How the City of Detroit can learn from the Houston Astros



No, not the Detroit Tigers.
I mean the actual city of Detroit.  Bear with me for a second.

For years, the Houston Astros refused to rebuild, even when faced with the specter of fading franchise icons like Jeff Bagwell, Craig Biggio, Roy Oswalt, and Lance Berkman.  Their owner, Drayton McLane, refused to face the inevitable and instead through bad money after good.  At McLane's direction, the entry draft was overlooked and draft picks wasted.  Prospects were traded away for any stopgap to help try and keep the Astros afloat.
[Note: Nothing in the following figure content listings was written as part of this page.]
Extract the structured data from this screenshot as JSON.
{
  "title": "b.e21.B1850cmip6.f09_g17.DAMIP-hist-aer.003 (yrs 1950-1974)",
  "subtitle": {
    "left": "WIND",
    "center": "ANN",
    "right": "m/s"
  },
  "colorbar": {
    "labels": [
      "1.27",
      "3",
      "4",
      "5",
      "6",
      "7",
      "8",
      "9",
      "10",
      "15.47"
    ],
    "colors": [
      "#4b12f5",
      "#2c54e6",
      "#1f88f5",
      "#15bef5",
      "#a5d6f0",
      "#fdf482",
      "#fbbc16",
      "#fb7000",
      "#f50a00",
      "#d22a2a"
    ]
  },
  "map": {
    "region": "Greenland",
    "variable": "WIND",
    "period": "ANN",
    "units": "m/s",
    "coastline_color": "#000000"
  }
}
In 2011, McLane finally sold the team to Jim Crane, who brought in Jeff Luhnow from the Cardinals to be his General Manager.  The edict came down swiftly from the top:

Tear it down and start all over.

Luhnow took those words to heart and then some.  Not only did he tear the figurative building down, he tore out the foundation, set fire to the property, and then is building from the ashes.  Here's the Opening Day payrolls for the Astros over the last 5 years:

2009 -- $102M
2010 -- $92M
2011 -- $76M
2012 -- $60M
2013 -- $26M

That payroll has dropped even more through the course of this year, as Bud Norris, Jose Veras, and some others have been shed.  No player on the Astros' current roster makes more than Erik Bedard's $1.1M.  Their payroll is approximately $14M of active players, with the Pirates' Wandy Rodriguez adding $5M on to that (plus $5.5M in 2014).
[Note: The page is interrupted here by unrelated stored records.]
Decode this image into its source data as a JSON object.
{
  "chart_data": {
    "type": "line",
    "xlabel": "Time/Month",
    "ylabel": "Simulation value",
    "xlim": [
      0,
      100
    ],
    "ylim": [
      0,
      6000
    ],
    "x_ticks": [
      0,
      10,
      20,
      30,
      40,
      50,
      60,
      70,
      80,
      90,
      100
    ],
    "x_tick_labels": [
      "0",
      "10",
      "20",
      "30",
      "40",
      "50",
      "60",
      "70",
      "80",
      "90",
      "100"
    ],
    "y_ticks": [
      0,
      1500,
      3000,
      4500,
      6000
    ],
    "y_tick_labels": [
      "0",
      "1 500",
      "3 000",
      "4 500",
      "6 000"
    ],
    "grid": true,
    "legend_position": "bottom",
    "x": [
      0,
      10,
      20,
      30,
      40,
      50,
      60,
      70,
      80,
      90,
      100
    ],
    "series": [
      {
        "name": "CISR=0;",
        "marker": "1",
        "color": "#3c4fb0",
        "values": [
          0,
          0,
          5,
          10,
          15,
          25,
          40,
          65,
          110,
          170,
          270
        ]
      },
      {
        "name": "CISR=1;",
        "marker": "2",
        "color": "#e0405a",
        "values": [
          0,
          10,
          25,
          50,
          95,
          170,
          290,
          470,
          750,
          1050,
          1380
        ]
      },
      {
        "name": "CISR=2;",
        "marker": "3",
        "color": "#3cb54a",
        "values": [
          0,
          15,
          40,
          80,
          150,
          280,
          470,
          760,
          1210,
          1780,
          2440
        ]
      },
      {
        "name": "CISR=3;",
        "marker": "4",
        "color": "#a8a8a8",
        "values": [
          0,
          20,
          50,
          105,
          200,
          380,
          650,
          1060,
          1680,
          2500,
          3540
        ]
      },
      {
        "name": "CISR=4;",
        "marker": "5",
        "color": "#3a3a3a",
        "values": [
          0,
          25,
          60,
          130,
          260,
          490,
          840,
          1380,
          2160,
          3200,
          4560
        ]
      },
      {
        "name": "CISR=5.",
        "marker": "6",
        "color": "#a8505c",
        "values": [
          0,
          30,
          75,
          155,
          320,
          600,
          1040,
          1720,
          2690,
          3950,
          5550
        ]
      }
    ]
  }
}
But all of these trades have yielded a passel of interesting prospects in return.  Additionally, the Astros have fully utilized their draft budgets to the fullest extent in recent years.  Their farm system is widely considered to be a Top 3 farm system with a great potential rotation in the minors, coupled with some recent farm graduates like Jarred Cosart and Brett Oberholtzer.  And they get to potentially draft a potential ace in Carlos Rodon next June.

So what does this have to with Detroit?

Instead of trying to hang on and make it work with patches here and there, the City of Detroit must be allowed to be torn down and start over.  The statistics are frightening:
40% of street lights are either off or not functional, so that Detroit doesn't have to pay for electricity
Buses may have wait times of 2 hours or more
911 calls are hardly ever answered on time
The population lost 200,000 people from 2000 to 2010
The city has a long term debt of $18 to $20 BILLION

Efforts are underway to shrink the city's footprint by demolishing vacant homes and turning them into green space, but these are only half measures.  There need to be a commitment to relocating and then demolishing entire neighborhoods and sectors of the city.
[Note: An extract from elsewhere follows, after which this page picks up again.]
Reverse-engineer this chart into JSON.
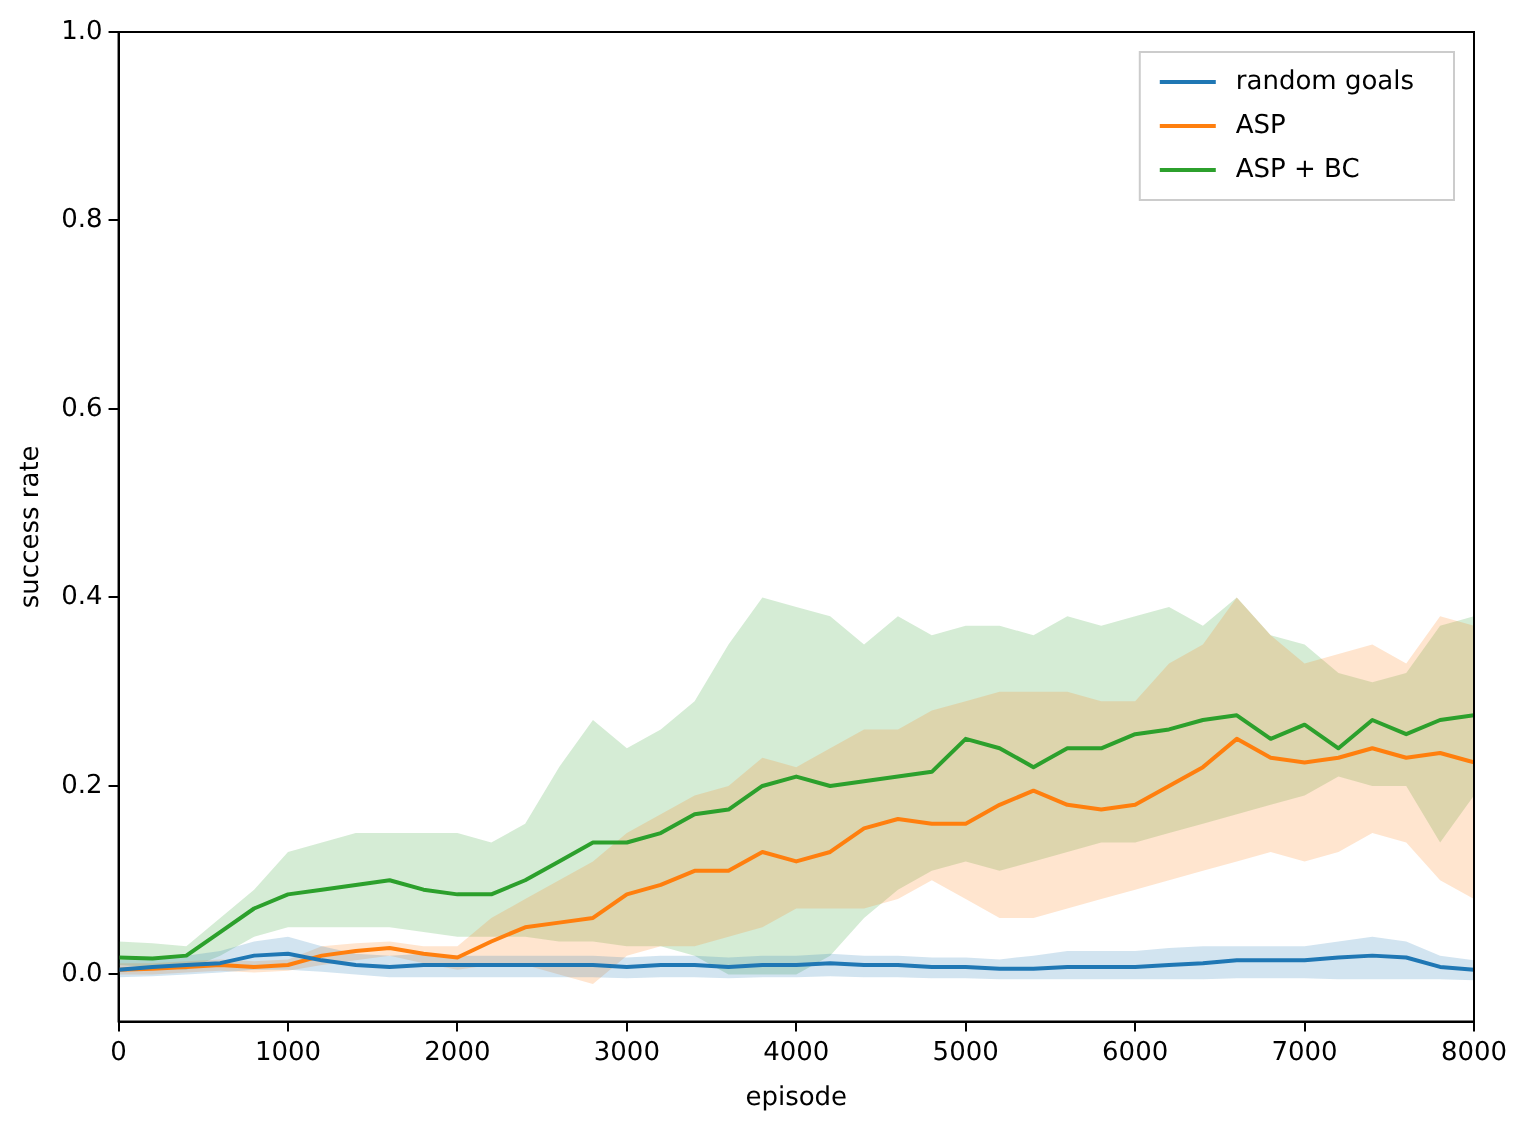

Shrink the city to a manageable size so that the police force (shrunk from 4,000 to 2,600 officers) can safely patrol it.  So that emergency providers can do their jobs efficiently.  Detroit needs to find an alternate industry, besides the auto industry, to build with.  Perhaps something in the green energy industry to take advantage of the abandoned manufacturing areas and workers skilled in manufacturing.

Once the city is condensed down to a population-dense size, start to rebuild new mixed income housing to attract the youth back to the city, but also give quality housing to the elderly and poor that need it.  Re-invest in the education system (a comparison to the Astros and the draft) and realize that the City of Detroit is not going to be great again for 20 years.

If Detroit (and the state of Michigan) can understand these things and commit to them, the rebuilding process can start in full.  That won't help things in 2013, but it give Detroit hope in 2033 that it will be a great city again.

Or else it will look just like the Robocop movies.